Genau diese Grundtendenz hat die Wahl in Niedersachsen gerade gezeigt. Die AfD ist nicht nur aus Sicht eines Patrioten eine wichtige Partei, weil sie eine ideologische Lücke füllt, sondern auch aus einem anderen Grund: Sie wirkt als Korrektiv auf die CDU und die FDP ein. Während die CDU dies begriffen hat und mit oppositionellem Zähnefletschen den konservativen Hardliner vorgaukelt, steht die FDP schlecht da: Denn sie ist auf die Kooperation mit SPD und Grünen angewiesen.
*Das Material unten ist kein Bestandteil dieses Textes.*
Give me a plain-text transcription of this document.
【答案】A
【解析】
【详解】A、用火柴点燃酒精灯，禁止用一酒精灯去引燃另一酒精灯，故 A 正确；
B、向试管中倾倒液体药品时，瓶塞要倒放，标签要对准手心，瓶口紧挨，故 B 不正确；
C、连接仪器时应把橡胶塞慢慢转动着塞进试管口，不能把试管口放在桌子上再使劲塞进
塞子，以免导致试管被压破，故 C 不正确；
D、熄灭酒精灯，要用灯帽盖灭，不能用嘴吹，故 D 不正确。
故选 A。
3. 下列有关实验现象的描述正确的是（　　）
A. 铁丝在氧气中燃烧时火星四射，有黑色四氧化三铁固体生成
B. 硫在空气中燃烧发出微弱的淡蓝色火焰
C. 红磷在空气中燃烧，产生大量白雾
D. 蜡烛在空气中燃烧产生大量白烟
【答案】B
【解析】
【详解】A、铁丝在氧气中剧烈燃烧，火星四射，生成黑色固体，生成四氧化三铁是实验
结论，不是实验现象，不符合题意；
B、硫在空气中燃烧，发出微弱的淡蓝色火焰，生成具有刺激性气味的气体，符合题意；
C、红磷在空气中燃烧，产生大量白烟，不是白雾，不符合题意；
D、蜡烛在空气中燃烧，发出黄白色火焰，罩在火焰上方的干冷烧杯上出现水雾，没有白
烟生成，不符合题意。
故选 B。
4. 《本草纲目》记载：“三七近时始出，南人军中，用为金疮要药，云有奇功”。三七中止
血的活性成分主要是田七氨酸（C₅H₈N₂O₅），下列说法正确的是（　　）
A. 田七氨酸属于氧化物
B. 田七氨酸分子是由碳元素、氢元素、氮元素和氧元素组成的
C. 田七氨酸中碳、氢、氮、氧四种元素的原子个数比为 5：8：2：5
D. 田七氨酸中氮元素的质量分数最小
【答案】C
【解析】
So arbeitet Lindners Partei am neuen Unter-Fünf-Prozent-Projekt und wird – dieses Mal auch dauerhafter – viele Wähler an die AfD verlieren. Aus strategischer Sicht wird es die Aufgabe der AfD sein, das liberale Grundprofil der Partei weiter zu pflegen, ohne die „sozialpatriotischen“ Wähler zu verschrecken. Die große Schnittmenge dieser beiden Hauptklientele liegt bei der Entlastung des einfachen Bürgers und des deutschen Mittelstandes.

Florian Müller

Der Sklaventreiber-Chef hat diverse Geschwätzwissenschaften studiert und nach eigenen Angaben sogar abgeschlossen. Als geborener Eifeler und gelernter „Jungliberaler“ freundete er sich schnell mit konservativen Werten an – konnte aber mit Christentum und Merkel wenig anfangen. Nach ersten peinlichen Ergüssen entdeckte er das therapeutische Schreiben in der linksradikalen Studentenstadt Marburg, wurde Autor für die „Blaue Narzisse“ und „eigentümlich frei“. Ende 2017 gründete er mit Hannes die Krautzone.